Türk Milleti hem kudretli hem de anlamlı bir tarihe sahiptir.

Bu anlamlı ve kudretli mazi dünya tarihinden soyutlanamaz.Böyle bir zenginliği terkedip bakış açımızı güncel meselelere hapsetmek siyasetten eğitime zihin dünyamızı olumsuz etkileyen bir talihsizliktir.

Tarihi anlamak meselesi apaçık ortadadır.

Tarihi ele alış açısından partilere bakalım: AK Parti için mazi altı asrı içerir; Osmanlı’nın yıkılışından geriye gider; oradan Hülefa-i Raşidine bağlanır.CHP için mazi 1923’te başlamış,bugüne gelmiştir.Bu kurgulanmış mazi algısını tetikleyen de hiç şüphesiz 1789 Fransız İhtilali’dir.

MHP’nin mazi anlayışı Türk kelimesi ile irtibatlıdır ve bütün bir tarihi kapsar.MHP için Göktürk’lerle,Selçuklu’lar iki ayrı bölüm değil Türk Milletinin devlet kuruculuğu ve yaşatıcılığının sonuçlarıdır.

MHP’nin sistematik bir siyasi hareket olarak ortaya çıktığı zamandan bugüne kadar attığı adımlar tarihi tutarlılık taşır .İddiasını içeren Dokuz Işık Doktrini bir tarih yorumudur.Dokuz Işık Doktrini, Türk Milletinin maddi ve manevi varlığını gözeterek sosyal,ekonomik,siyasi çözümler önermekte ve çareyi milli tarih coğrafyasından çıkarmaktadır.

Güçlü bir dünyevi kütüphane desteğine sahip sosyalist sol ve Hayek,Popper,Drucker gibi düşünürlerin öncülüğündeki Anglo-Sakson dünyanın deneyimlerini içeren kapitalist sağa karşı Dokuz Işık Türk’ün direncini ve doktriner ileri hamlesini temsil ediyordu.

Sosyalist sol,” tarih sınıflar mücadelesidir” diyordu.Kapitalizmin teorisyenleri ise ferdi esas alıyor ve indivüdializmi yani bireyciliği kutsuyorlardı.MHP’nin tarih tezi,”Milletler mücadelesi “ esasına dayanıyordu.Sol ve sağ,tarihte millet yoktur,millet Fransız İhtilalinden sonra ortaya çıkmıştır, derken MHP,”Bilge Kağan’ın Fransız Devriminden on üç asır önce taşa kazınan manifestosunu kaynak gösteriyordu.

Bugün Parti Genel Merkezi önündeki Orhun Anıtları temsilinde tarihi iddiası ve aydın birikimi ile MHP dimdik ayaktadır.

Tarih anlayışı MHP’ye zihinsel bir üstünlük sağlamaktadır.Sadece Osmanlı’da donuklaşmamak,Selçuklu’nun devlet ve bürokratik dönüşümlerini de tahlil etmek,Göktürk’lerin yıkılışındaki kusurları Bilge Kağan perspektifince günümüze uyarlayarak siyaset dili kurmak,Yusuf Has Hacip’in,Saadet Veren Bilgi” kitabındaki çağları aşan uyarılarını siyasetin ruhuna yansıtmak maziperestlik değil beşeriyetin asırları aşan ortak davranışlarını değerlendirmek şeklinde anlaşılmalıdır.Zira bilim adamları insanoğlunun iki yüz bin yıldır aşağı yukarı ortak davranışlar gösterdiğini beyan ediyor.

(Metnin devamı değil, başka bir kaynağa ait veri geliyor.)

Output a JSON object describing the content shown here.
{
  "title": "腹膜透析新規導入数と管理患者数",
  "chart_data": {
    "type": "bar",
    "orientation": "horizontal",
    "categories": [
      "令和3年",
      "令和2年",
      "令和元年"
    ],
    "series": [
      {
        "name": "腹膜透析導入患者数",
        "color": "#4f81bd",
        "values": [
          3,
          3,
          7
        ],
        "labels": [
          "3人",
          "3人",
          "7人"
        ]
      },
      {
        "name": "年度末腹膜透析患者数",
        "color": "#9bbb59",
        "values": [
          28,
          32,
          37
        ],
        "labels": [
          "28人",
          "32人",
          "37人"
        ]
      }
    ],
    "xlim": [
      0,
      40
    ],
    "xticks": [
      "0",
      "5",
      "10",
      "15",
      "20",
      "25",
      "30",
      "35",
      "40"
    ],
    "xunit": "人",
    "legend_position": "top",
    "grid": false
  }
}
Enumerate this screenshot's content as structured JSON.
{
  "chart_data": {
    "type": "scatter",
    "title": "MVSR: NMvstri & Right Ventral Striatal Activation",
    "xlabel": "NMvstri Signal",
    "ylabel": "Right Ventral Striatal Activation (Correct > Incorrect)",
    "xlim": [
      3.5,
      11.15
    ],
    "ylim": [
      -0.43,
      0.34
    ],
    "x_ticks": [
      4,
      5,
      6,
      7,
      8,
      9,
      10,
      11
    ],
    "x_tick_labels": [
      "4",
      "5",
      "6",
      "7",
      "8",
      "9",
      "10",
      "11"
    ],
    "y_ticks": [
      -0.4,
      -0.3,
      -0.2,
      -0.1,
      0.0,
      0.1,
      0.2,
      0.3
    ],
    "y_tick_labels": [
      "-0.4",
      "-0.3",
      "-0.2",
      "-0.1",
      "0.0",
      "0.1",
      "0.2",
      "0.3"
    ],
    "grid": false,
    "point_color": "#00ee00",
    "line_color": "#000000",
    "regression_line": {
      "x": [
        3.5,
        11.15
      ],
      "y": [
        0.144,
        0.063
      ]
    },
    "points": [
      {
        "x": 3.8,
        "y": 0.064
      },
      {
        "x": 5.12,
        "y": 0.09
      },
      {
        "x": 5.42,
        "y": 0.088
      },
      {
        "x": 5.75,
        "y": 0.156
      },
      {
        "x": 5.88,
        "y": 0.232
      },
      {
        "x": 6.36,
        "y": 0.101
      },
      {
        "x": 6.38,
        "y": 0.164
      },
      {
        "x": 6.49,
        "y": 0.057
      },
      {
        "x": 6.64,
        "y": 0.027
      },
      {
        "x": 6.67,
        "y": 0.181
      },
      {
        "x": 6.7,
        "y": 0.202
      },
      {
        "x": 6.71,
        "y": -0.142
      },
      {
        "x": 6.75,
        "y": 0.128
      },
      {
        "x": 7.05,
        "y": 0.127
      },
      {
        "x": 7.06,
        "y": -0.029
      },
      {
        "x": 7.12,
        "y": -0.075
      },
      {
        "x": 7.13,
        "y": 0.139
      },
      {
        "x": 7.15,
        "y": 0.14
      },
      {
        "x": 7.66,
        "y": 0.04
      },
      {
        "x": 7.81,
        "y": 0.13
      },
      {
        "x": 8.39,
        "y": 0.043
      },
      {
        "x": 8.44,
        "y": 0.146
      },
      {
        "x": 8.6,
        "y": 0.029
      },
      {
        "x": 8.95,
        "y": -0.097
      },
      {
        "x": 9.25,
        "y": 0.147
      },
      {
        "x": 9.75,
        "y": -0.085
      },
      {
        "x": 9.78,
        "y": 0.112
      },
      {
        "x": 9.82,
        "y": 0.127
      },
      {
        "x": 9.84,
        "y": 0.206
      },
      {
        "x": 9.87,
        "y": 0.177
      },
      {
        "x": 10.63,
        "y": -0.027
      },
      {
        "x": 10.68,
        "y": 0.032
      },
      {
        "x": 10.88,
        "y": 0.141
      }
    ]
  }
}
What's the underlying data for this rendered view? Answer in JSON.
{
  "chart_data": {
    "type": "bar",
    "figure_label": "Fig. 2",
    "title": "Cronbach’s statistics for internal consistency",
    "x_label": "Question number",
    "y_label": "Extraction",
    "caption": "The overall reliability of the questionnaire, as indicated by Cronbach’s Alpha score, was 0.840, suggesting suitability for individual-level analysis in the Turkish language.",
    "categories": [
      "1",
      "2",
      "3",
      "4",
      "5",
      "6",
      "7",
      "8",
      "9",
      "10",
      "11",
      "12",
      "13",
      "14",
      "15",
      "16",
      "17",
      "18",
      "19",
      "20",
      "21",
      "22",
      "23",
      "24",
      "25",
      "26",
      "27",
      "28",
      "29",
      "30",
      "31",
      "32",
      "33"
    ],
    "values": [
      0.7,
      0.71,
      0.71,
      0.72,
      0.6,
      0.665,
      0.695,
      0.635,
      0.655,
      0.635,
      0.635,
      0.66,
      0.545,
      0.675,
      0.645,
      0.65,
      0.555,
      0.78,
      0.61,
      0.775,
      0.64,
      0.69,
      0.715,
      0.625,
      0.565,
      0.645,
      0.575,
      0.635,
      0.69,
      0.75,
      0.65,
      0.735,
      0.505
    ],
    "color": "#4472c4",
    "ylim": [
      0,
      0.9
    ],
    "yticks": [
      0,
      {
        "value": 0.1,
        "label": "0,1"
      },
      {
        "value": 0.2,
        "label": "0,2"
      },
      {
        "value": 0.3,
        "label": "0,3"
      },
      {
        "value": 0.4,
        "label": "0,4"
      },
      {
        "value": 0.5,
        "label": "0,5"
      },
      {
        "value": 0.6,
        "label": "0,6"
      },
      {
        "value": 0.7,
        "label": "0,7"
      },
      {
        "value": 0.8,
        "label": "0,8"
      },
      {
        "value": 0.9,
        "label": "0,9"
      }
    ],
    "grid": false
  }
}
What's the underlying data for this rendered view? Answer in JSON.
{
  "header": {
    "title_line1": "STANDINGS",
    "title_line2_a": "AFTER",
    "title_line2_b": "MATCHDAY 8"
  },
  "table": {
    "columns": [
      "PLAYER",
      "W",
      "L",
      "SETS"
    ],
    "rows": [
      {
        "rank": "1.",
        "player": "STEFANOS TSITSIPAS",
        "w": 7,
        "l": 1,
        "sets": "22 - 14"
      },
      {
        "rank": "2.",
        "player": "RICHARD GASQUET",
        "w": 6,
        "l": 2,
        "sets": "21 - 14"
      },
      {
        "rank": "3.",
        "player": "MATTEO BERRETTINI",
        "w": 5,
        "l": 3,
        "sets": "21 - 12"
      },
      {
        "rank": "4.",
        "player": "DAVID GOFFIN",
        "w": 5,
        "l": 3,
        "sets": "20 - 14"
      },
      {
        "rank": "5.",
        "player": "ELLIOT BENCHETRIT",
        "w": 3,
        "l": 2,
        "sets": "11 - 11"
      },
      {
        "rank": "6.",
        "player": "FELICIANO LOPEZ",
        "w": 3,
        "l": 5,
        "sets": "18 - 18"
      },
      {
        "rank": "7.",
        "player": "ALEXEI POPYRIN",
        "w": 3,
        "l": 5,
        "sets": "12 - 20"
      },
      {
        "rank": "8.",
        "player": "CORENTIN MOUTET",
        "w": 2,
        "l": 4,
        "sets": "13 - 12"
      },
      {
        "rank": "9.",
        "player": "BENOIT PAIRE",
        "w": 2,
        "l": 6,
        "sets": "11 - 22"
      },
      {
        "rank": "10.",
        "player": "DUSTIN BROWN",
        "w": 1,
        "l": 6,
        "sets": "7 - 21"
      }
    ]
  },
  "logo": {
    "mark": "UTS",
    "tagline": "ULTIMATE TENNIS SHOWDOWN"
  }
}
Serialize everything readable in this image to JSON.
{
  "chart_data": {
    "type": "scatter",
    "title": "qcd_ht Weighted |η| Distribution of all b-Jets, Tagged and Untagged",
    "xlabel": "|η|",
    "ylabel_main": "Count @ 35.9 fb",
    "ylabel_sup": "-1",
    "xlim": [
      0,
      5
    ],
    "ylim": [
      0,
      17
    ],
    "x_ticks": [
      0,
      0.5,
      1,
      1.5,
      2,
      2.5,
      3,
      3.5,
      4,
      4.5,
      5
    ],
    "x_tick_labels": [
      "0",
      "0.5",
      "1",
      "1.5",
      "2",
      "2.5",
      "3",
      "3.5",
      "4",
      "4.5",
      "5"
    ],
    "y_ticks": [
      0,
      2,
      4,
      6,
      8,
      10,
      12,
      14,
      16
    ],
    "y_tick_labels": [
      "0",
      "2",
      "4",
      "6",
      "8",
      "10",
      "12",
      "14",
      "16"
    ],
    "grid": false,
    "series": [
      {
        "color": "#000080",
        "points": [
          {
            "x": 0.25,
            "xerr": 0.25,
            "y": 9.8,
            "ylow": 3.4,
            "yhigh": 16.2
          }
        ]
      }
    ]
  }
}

Tarihçi Şükrüllah’ın, Behçetü’t Tevarih’te kaydettiği bilgilere bakılacak olursa,Osmanlı Devletinin büyük hakanı İkinci Murat ve dönemin Karakoyunlu hükümdarı Cihanşah, köklerini Oğuz Han’a kadar götürürlerken günümüz tarih anlayışının altı asırlık Osmanlı tarihi ile yetinmesi kabul edilemez.

Türk tarihini 95 yılla sınırlamak da komik bir algı mühendisliğidir.Büyük Türk Milliyetçisi Mustafa Kemal Atatürk’ün takipçisi olduğunu söyleyenlerin 1932 ve 1937 Tarih Kongrelerinin zabıtlarını okumalarını tavsiye ederiz.Bakın bakalım o kongrede kaç bin yıllık tarih masaya yatırılmıştır ?!!

İddiamız odur ki, tarihi meseleleri çözmedikçe güncel meseleleri aşmak zor görünüyor.